By Claudette Jones - | Feb 9, 2011

After a tornado, we are all cautioned about doing business with fly-by-night repair companies that promise a great job at half the cost of our local roofing company. We call these people who showed up at the door with quick talk, sub-standard supplies and out-of-state tags “flim-flam” men.

Last week, the Kansas Policy Institute sponsored public forums encouraging us to scrap the quality Kansas schools we know with alternatives they acknowledge are controversial. The KPI brought in its own “flim-flam” man — Matthew Ladner — touting the Florida school “fix” even he admits is divisive.

Ladner admitted Kansas students across all grades and categories perform better than their peers in the touted Florida system. This was based on Ladner’s own “report card.” And yet, he expects Kansas to adopt ideas that would take tax dollars from the public schools through vouchers. Further, he wants to establish privately run charter schools, over which the public would have no control and no say regarding how their tax money is being used.

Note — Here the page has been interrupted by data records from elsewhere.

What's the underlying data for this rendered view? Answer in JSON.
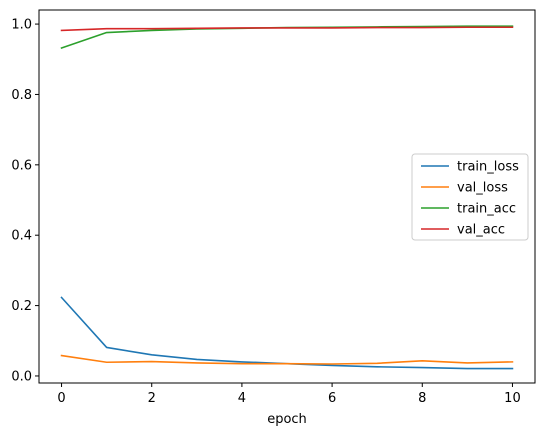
{
  "chart_data": {
    "type": "line",
    "title": "",
    "xlabel": "epoch",
    "ylabel": "",
    "x": [
      0,
      1,
      2,
      3,
      4,
      5,
      6,
      7,
      8,
      9,
      10
    ],
    "xlim": [
      -0.5,
      10.5
    ],
    "ylim": [
      -0.02,
      1.04
    ],
    "xticks": [
      "0",
      "2",
      "4",
      "6",
      "8",
      "10"
    ],
    "yticks": [
      "0.0",
      "0.2",
      "0.4",
      "0.6",
      "0.8",
      "1.0"
    ],
    "grid": false,
    "legend_position": "center-right",
    "series": [
      {
        "name": "train_loss",
        "color": "#1f77b4",
        "values": [
          0.223,
          0.081,
          0.06,
          0.047,
          0.04,
          0.035,
          0.03,
          0.026,
          0.024,
          0.021,
          0.021
        ]
      },
      {
        "name": "val_loss",
        "color": "#ff7f0e",
        "values": [
          0.058,
          0.039,
          0.041,
          0.037,
          0.035,
          0.035,
          0.034,
          0.036,
          0.043,
          0.037,
          0.04
        ]
      },
      {
        "name": "train_acc",
        "color": "#2ca02c",
        "values": [
          0.932,
          0.976,
          0.982,
          0.986,
          0.988,
          0.99,
          0.991,
          0.992,
          0.993,
          0.994,
          0.994
        ]
      },
      {
        "name": "val_acc",
        "color": "#d62728",
        "values": [
          0.982,
          0.987,
          0.987,
          0.988,
          0.989,
          0.989,
          0.989,
          0.99,
          0.99,
          0.991,
          0.991
        ]
      }
    ]
  }
}
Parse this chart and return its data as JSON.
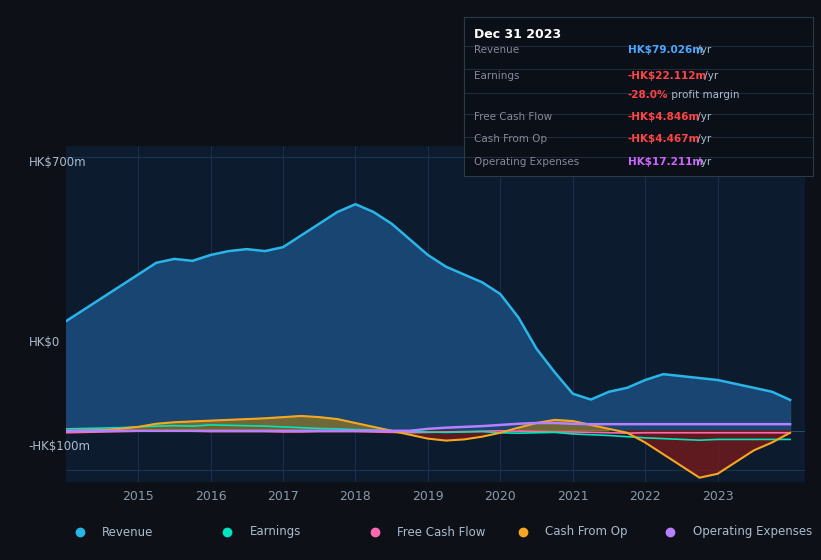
{
  "bg_color": "#0d1117",
  "plot_bg_color": "#0d1b2e",
  "grid_color": "#1e3a5f",
  "title_box": {
    "date": "Dec 31 2023",
    "rows": [
      {
        "label": "Revenue",
        "value": "HK$79.026m /yr",
        "value_color": "#4da6ff"
      },
      {
        "label": "Earnings",
        "value": "-HK$22.112m /yr",
        "value_color": "#ff4444"
      },
      {
        "label": "",
        "value": "-28.0% profit margin",
        "value_color": "#ff4444"
      },
      {
        "label": "Free Cash Flow",
        "value": "-HK$4.846m /yr",
        "value_color": "#ff4444"
      },
      {
        "label": "Cash From Op",
        "value": "-HK$4.467m /yr",
        "value_color": "#ff4444"
      },
      {
        "label": "Operating Expenses",
        "value": "HK$17.211m /yr",
        "value_color": "#cc66ff"
      }
    ]
  },
  "ylabel_top": "HK$700m",
  "ylabel_zero": "HK$0",
  "ylabel_bottom": "-HK$100m",
  "ylim": [
    -130,
    730
  ],
  "xlim": [
    2014.0,
    2024.2
  ],
  "xticks": [
    2015,
    2016,
    2017,
    2018,
    2019,
    2020,
    2021,
    2022,
    2023
  ],
  "legend": [
    {
      "label": "Revenue",
      "color": "#29b5e8"
    },
    {
      "label": "Earnings",
      "color": "#00e5c0"
    },
    {
      "label": "Free Cash Flow",
      "color": "#ff69b4"
    },
    {
      "label": "Cash From Op",
      "color": "#f5a623"
    },
    {
      "label": "Operating Expenses",
      "color": "#b87fff"
    }
  ],
  "series": {
    "x": [
      2014.0,
      2014.25,
      2014.5,
      2014.75,
      2015.0,
      2015.25,
      2015.5,
      2015.75,
      2016.0,
      2016.25,
      2016.5,
      2016.75,
      2017.0,
      2017.25,
      2017.5,
      2017.75,
      2018.0,
      2018.25,
      2018.5,
      2018.75,
      2019.0,
      2019.25,
      2019.5,
      2019.75,
      2020.0,
      2020.25,
      2020.5,
      2020.75,
      2021.0,
      2021.25,
      2021.5,
      2021.75,
      2022.0,
      2022.25,
      2022.5,
      2022.75,
      2023.0,
      2023.25,
      2023.5,
      2023.75,
      2024.0
    ],
    "revenue": [
      280,
      310,
      340,
      370,
      400,
      430,
      440,
      435,
      450,
      460,
      465,
      460,
      470,
      500,
      530,
      560,
      580,
      560,
      530,
      490,
      450,
      420,
      400,
      380,
      350,
      290,
      210,
      150,
      95,
      80,
      100,
      110,
      130,
      145,
      140,
      135,
      130,
      120,
      110,
      100,
      79
    ],
    "earnings": [
      5,
      6,
      7,
      8,
      10,
      12,
      13,
      12,
      15,
      14,
      13,
      12,
      10,
      8,
      6,
      5,
      3,
      2,
      0,
      -2,
      -3,
      -4,
      -3,
      -2,
      -5,
      -6,
      -5,
      -4,
      -8,
      -10,
      -12,
      -15,
      -18,
      -20,
      -22,
      -24,
      -22,
      -22,
      -22,
      -22,
      -22
    ],
    "free_cash_flow": [
      -5,
      -4,
      -3,
      -2,
      -1,
      -1,
      -1,
      -1,
      -2,
      -2,
      -2,
      -2,
      -3,
      -3,
      -2,
      -2,
      -2,
      -3,
      -4,
      -5,
      -4,
      -3,
      -2,
      -1,
      0,
      -1,
      -2,
      -3,
      -3,
      -4,
      -5,
      -6,
      -5,
      -5,
      -5,
      -5,
      -5,
      -5,
      -5,
      -5,
      -5
    ],
    "cash_from_op": [
      0,
      1,
      2,
      5,
      10,
      18,
      22,
      24,
      26,
      28,
      30,
      32,
      35,
      38,
      35,
      30,
      20,
      10,
      0,
      -10,
      -20,
      -25,
      -22,
      -15,
      -5,
      8,
      20,
      28,
      25,
      15,
      5,
      -5,
      -30,
      -60,
      -90,
      -120,
      -110,
      -80,
      -50,
      -30,
      -5
    ],
    "operating_expenses": [
      0,
      0,
      0,
      0,
      0,
      0,
      0,
      0,
      0,
      0,
      0,
      0,
      0,
      0,
      0,
      0,
      0,
      0,
      0,
      0,
      5,
      8,
      10,
      12,
      15,
      18,
      20,
      20,
      18,
      17,
      17,
      17,
      17,
      17,
      17,
      17,
      17,
      17,
      17,
      17,
      17
    ]
  }
}
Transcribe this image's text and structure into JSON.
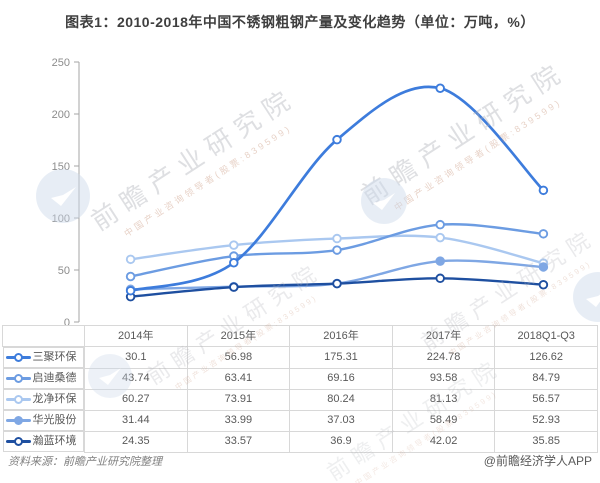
{
  "title": "图表1：2010-2018年中国不锈钢粗钢产量及变化趋势（单位：万吨，%）",
  "chart_data": {
    "type": "line",
    "categories": [
      "2014年",
      "2015年",
      "2016年",
      "2017年",
      "2018Q1-Q3"
    ],
    "series": [
      {
        "name": "三聚环保",
        "values": [
          30.1,
          56.98,
          175.31,
          224.78,
          126.62
        ],
        "color": "#3d7cdc",
        "marker": "open"
      },
      {
        "name": "启迪桑德",
        "values": [
          43.74,
          63.41,
          69.16,
          93.58,
          84.79
        ],
        "color": "#6c9ce2",
        "marker": "open"
      },
      {
        "name": "龙净环保",
        "values": [
          60.27,
          73.91,
          80.24,
          81.13,
          56.57
        ],
        "color": "#aac8f0",
        "marker": "open"
      },
      {
        "name": "华光股份",
        "values": [
          31.44,
          33.99,
          37.03,
          58.49,
          52.93
        ],
        "color": "#7fa7e4",
        "marker": "filled"
      },
      {
        "name": "瀚蓝环境",
        "values": [
          24.35,
          33.57,
          36.9,
          42.02,
          35.85
        ],
        "color": "#1e4fa0",
        "marker": "open"
      }
    ],
    "ylim": [
      0,
      250
    ],
    "yticks": [
      0,
      50,
      100,
      150,
      200,
      250
    ],
    "grid": false,
    "legend_position": "table-left-column",
    "axis_color": "#a6a6a6",
    "tick_label_color": "#8c8c8c"
  },
  "footer": {
    "source": "资料来源：前瞻产业研究院整理",
    "credit": "@前瞻经济学人APP"
  },
  "watermark": {
    "brand": "前瞻产业研究院",
    "sub": "中国产业咨询领导者(股票:839599)"
  }
}
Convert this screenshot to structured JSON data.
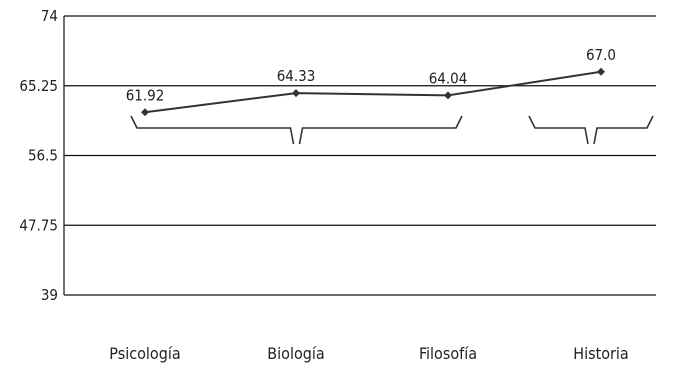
{
  "chart_data": {
    "type": "line",
    "categories": [
      "Psicología",
      "Biología",
      "Filosofía",
      "Historia"
    ],
    "series": [
      {
        "values": [
          61.92,
          64.33,
          64.04,
          67.0
        ]
      }
    ],
    "data_labels": [
      "61.92",
      "64.33",
      "64.04",
      "67.0"
    ],
    "y_ticks": [
      74,
      65.25,
      56.5,
      47.75,
      39
    ],
    "y_tick_labels": [
      "74",
      "65.25",
      "56.5",
      "47.75",
      "39"
    ],
    "ylim": [
      39,
      74
    ],
    "grid": true,
    "groupings": [
      {
        "from": 0,
        "to": 2
      },
      {
        "from": 3,
        "to": 3
      }
    ],
    "colors": {
      "line": "#333333",
      "grid": "#111111",
      "text": "#222222"
    }
  }
}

These ideas rest on glaring errors of analysis. KPI disregards basic reasons for Florida students improving: major class size reduction and not including the most challenging learners in their test averages. It makes one wonder why they would mislead us with such obvious disdain for reality.

But this letter is not to refute these ideas. Kansans will decide on the schools we want. My puzzlement is that KPI official Dave Trabert, in an editorial promoting these ideas, insinuated that the teachers who belong to the Kansas National Education Association are uncomfortable talking about ideas that might help the students we teach every day.

For years, Kansas NEA members have advocated for transforming our schools so that our Kansas kids have the skills and knowledge necessary to compete with students across the country and around the world. We are leaders in finding new ways to integrate the latest technology into our teaching.

Our students need the basics of reading, writing and arithmetic, plus critical thinking, collaboration and communication skills so they will be successful in the twenty-first century. Kansas NEA members partner with school boards and local communities every day to make this happen… to make public schools great for every child.

So, Trabert of the KPI, and Ladner, from an out-of-state think tank, do not come to our state to tell us that we don’t care about kids or are afraid of controversial ideas. We make and stand by our decisions every day, decisions that impact students and their families, the economic health of our communities and the future of our state.

We at KNEA are comfortable with new ideas. We’ve been pushing new ideas for years. We are Kansans. KNEA, local school board members and Kansas taxpayers aren’t going to leave town next week like some “flim-flam” man. We are here to stay.

— The executive director for the Kansas NEA, Claudette Johns is a former Rose Hill School board member and a former teacher.